Am 24.05.2013 18:14, schrieb Vincent Lefevre:
On 2013-05-18 12:37:44 -0700, Dan Zuras Intervals wrote:
	I fear I must disagree with Vincent & agree with Ulrich.  Not only
	did the 754 group "not reject (the) requirement" for correctly
	rounded dot product, we supported it.  Even in 754 we included
	definitions for dot products, sums, sum of squares, & sum of
	absolute values.  (Clause 9.4, reduction operations.)

	Alas, Vincent may point out that we did NOT specify them as being
	exactly computed.  Indeed, we were not able to at the time, due
	to there being so many 754s out there that did not support it.
	So these functions are defined but without specified result
	precision.  (Although we DID specify exceptions in a standard way.)

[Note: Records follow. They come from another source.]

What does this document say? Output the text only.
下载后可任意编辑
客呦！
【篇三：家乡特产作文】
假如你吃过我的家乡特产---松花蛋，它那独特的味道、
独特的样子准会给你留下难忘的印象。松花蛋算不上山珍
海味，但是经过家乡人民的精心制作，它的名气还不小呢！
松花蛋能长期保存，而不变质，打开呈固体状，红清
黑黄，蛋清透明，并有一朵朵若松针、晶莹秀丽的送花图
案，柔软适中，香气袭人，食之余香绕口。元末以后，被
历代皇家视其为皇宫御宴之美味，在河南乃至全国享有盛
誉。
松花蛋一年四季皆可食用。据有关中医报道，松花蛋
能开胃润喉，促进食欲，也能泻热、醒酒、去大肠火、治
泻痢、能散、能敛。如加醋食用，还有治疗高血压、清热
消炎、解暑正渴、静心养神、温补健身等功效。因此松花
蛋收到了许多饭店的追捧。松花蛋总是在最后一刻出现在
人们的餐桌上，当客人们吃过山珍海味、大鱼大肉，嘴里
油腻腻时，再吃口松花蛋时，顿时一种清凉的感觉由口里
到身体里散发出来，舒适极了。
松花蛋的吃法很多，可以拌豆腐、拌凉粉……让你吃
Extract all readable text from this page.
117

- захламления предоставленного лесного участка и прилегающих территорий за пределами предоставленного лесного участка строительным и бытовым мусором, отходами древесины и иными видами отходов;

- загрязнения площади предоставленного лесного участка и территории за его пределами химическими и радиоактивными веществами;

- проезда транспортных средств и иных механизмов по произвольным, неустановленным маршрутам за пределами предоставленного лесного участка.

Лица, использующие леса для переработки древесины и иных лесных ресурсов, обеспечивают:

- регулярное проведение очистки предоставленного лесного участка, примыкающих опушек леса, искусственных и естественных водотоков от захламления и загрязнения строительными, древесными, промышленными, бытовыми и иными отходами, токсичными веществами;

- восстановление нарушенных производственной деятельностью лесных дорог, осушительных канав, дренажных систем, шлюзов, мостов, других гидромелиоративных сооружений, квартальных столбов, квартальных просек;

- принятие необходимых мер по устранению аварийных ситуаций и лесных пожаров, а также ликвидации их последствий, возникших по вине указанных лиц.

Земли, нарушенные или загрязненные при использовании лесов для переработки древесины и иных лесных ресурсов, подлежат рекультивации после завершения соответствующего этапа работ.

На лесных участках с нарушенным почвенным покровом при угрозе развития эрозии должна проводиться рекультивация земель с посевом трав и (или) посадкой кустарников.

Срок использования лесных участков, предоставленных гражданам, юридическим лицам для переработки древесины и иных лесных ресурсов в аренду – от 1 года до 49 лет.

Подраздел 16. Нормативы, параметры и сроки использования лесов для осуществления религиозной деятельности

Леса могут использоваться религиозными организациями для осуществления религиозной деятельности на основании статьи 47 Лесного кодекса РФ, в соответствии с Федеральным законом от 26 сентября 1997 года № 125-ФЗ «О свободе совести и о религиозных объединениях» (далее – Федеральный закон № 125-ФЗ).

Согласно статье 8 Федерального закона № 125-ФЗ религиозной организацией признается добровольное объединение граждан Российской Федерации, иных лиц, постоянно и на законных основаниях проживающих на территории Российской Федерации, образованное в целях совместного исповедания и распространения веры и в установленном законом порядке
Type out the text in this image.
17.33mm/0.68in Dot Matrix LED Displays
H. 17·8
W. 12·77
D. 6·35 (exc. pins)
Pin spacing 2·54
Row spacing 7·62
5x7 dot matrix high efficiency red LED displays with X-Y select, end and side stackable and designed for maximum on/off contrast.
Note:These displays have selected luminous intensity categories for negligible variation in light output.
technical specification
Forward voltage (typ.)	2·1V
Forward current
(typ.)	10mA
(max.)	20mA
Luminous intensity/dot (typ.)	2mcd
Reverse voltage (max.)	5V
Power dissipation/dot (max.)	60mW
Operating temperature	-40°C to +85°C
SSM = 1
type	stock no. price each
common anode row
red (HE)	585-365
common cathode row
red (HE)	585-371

	However, correctly rounded versions WERE our intention.  Indeed,
	it is silly to define them just as they would come out of any
	C-compiler.
It would have been as easy to write the requirement in the IEEE 754
text. See below.

	Then, shortly after the standard was published a number of papers
	appeared that show you how to correctly round your result in all
	cases using 754 arithmetic, just a bit of extra precision, &
	some sorting.  It is quite clever & not at all difficult to do.
I agree. This was already known. BTW, MPFR has had an exact sum
since February 2004 (dot product isn't much different since the
terms are just twice as wide).

	And, indeed, had we known they were possible (& fast) at the time
	we WOULD have required them as many (perhaps most) existing 754
	implementations have done now.
I haven't read the article, but the MPFR implementation is based on:

/* Reference: James Demmel and Yozo Hida, Fast and accurate floating-point
    summation with application to computational geometry, Numerical Algorithms,
    volume 37, number 1-4, pages 101--112, 2004. */

That's 2004.

	So it is my hope that we do it under 1788 as well.
So, as this has been shown, you do not need complete arithmetic
to get a correctly-rounded dot product.

Vincent:

the exact dot product is the subject of the discussion, not a correctly rounded dot product.